Eisenhower has long been admired for his refusal to go to war in Vietnam. But Logevall makes clear that he was far from a peacekeeper. He did not want to send American troops into Vietnam, but he was also determined not to allow South Vietnam to fall. For a time, Diem seemed a powerful and successful leader, able to stop any efforts by the Viet Minh to conquer the South. And for a time, Diem was a hero to Americans — revered by leaders in Washington and by much of the American public. But the more success he had, the more resolved Ho was to undermine him. By 1959, Viet Minh soldiers were infiltrating the South and escalating the violence in South Vietnam. When Eisenhower left office, there were about 1,000 American “advisers” (almost all of them military men), with many more to come. 

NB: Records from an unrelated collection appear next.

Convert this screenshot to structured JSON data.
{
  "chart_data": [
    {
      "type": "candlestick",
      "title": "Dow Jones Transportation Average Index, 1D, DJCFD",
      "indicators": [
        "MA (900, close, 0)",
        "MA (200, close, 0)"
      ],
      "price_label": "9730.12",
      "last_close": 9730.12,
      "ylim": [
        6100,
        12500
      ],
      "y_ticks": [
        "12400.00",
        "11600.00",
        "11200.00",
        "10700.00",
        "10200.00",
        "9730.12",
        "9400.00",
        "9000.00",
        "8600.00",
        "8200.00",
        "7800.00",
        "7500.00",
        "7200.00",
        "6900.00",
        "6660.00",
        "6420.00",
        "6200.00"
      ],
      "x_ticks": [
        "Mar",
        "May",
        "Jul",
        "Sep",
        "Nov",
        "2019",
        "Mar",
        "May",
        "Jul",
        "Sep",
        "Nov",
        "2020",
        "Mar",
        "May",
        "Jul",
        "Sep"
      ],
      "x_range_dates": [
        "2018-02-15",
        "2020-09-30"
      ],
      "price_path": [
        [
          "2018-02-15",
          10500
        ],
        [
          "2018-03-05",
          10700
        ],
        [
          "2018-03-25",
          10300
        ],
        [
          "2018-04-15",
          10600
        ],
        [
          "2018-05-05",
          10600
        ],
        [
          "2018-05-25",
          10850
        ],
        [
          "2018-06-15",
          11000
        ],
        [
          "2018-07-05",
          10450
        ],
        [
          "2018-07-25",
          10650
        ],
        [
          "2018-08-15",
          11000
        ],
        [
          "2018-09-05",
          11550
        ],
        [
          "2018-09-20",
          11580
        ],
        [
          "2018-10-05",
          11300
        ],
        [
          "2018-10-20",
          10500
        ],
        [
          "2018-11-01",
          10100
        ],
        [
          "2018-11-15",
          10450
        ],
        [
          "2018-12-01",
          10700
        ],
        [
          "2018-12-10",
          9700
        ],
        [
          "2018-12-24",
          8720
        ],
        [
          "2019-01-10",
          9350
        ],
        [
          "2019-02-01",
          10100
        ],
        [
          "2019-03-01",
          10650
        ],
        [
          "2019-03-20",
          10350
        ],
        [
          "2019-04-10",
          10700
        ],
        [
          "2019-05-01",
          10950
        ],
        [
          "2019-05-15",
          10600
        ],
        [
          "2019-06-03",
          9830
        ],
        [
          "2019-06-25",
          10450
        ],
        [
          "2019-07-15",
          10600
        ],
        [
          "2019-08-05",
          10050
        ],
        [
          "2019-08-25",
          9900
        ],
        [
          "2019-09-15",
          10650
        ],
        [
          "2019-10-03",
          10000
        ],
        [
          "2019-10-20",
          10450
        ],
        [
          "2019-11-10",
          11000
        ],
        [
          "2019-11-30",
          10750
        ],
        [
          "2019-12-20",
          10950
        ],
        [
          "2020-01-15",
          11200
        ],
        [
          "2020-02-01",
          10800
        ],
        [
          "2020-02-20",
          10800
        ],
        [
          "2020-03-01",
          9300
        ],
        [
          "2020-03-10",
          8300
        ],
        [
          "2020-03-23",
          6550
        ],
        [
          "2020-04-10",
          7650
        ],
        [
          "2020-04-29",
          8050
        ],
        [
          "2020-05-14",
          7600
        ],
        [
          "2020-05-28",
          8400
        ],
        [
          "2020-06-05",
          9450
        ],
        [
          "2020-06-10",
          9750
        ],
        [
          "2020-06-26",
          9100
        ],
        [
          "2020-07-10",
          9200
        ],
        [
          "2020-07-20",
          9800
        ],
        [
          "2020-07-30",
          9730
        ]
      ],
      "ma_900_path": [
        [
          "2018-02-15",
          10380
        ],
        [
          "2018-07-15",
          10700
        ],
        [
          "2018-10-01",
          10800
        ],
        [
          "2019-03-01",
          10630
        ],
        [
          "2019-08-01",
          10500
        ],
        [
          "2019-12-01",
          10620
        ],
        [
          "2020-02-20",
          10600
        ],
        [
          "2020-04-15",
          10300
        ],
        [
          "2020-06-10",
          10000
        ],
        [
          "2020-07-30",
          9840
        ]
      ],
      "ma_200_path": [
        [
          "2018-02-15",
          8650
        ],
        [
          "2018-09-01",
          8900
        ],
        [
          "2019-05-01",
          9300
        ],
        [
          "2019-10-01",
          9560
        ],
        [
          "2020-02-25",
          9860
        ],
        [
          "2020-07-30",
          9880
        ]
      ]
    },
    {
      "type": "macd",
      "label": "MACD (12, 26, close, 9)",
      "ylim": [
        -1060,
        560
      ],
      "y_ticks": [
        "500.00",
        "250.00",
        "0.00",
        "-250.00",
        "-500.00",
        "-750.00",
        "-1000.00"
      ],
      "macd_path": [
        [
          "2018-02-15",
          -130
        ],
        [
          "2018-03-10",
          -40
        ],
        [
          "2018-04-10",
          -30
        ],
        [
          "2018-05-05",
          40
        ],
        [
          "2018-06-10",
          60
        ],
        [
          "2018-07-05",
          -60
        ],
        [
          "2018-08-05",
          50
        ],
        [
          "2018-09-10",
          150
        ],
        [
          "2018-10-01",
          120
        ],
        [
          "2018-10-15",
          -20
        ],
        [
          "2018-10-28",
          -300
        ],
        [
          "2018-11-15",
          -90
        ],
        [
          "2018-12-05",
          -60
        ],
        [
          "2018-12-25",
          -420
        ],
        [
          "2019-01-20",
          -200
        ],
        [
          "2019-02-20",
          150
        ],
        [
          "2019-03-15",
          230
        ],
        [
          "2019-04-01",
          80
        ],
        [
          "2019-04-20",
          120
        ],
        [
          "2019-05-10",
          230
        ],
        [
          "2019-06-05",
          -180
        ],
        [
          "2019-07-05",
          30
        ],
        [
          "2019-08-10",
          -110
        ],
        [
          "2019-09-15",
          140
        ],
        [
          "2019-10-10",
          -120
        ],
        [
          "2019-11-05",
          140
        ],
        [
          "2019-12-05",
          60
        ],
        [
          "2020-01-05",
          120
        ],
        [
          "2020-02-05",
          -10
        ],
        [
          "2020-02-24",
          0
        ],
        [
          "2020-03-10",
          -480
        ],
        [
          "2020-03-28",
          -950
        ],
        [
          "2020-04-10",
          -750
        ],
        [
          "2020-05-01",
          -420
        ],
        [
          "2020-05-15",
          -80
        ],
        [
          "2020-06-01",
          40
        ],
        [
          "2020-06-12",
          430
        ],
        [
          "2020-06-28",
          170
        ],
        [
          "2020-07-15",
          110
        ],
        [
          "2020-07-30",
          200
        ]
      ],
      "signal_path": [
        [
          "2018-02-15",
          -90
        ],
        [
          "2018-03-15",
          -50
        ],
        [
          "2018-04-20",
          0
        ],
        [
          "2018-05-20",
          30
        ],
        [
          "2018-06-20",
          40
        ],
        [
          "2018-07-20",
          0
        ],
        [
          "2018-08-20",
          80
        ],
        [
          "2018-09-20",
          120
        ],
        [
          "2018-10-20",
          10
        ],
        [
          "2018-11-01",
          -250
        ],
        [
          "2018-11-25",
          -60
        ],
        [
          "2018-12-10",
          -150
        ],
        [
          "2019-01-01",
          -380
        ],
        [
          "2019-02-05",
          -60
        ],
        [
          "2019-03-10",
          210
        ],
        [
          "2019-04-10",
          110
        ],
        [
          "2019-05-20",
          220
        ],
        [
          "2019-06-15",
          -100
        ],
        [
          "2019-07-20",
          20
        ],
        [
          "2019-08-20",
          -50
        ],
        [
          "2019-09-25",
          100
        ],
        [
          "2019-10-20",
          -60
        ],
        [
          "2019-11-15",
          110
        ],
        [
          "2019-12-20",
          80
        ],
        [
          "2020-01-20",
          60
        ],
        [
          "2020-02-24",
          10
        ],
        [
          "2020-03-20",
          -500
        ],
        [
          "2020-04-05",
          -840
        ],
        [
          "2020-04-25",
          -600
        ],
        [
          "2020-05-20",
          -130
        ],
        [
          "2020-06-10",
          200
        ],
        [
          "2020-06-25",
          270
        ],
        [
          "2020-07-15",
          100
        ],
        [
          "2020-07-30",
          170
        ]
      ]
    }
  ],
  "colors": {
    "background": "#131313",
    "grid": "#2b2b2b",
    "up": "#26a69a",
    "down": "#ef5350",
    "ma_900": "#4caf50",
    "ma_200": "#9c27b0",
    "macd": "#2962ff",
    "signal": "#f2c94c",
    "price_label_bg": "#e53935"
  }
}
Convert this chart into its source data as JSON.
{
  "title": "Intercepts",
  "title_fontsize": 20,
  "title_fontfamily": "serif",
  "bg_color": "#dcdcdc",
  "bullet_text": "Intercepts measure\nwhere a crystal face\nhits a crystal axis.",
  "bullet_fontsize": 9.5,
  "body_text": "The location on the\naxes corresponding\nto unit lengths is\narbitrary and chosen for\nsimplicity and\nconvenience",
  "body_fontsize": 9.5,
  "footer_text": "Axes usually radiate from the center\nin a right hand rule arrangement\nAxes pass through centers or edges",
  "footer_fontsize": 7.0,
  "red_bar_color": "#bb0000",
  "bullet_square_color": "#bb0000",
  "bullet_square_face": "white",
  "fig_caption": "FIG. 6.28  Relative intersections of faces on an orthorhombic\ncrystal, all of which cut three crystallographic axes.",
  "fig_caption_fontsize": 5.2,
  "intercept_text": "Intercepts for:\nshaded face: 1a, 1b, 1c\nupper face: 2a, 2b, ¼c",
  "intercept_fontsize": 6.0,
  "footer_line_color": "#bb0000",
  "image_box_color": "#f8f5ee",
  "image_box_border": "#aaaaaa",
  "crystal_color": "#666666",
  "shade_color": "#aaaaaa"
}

North Vietnam’s goal of uniting the nation faced obstacles of its own. It was hampered by Ho’s harsh and unpopular land reform, which he ultimately abandoned. It was damaged by the many Northerners who fled — among them Vietnamese Catholics — fearing they would be persecuted if they stayed. Even so, the Viet Minh continued, slowly and cautiously, to create a military in the South that would fight against the most powerful nation in the world. As early as 1957, while Diem was still popular, reporters discovered that 452 village officials had died in one year, assassinated by Viet Minh leaders who took charge in their place. It was only the beginning of the unraveling of the South. 

Bernard Fall — a highly respected historian of the struggle over Vietnam — once commented on the futility of the two wars. The Americans, he said, were “dreaming different dreams than the French but walking in the same footsteps.” In 1959, there weren’t many in Washington who imagined they would make the same mistakes the French had made. For a time the Americans believed they could stabilize the new South Vietnam. But only a few years later, they slowly began to realize that they were entering their own quagmire.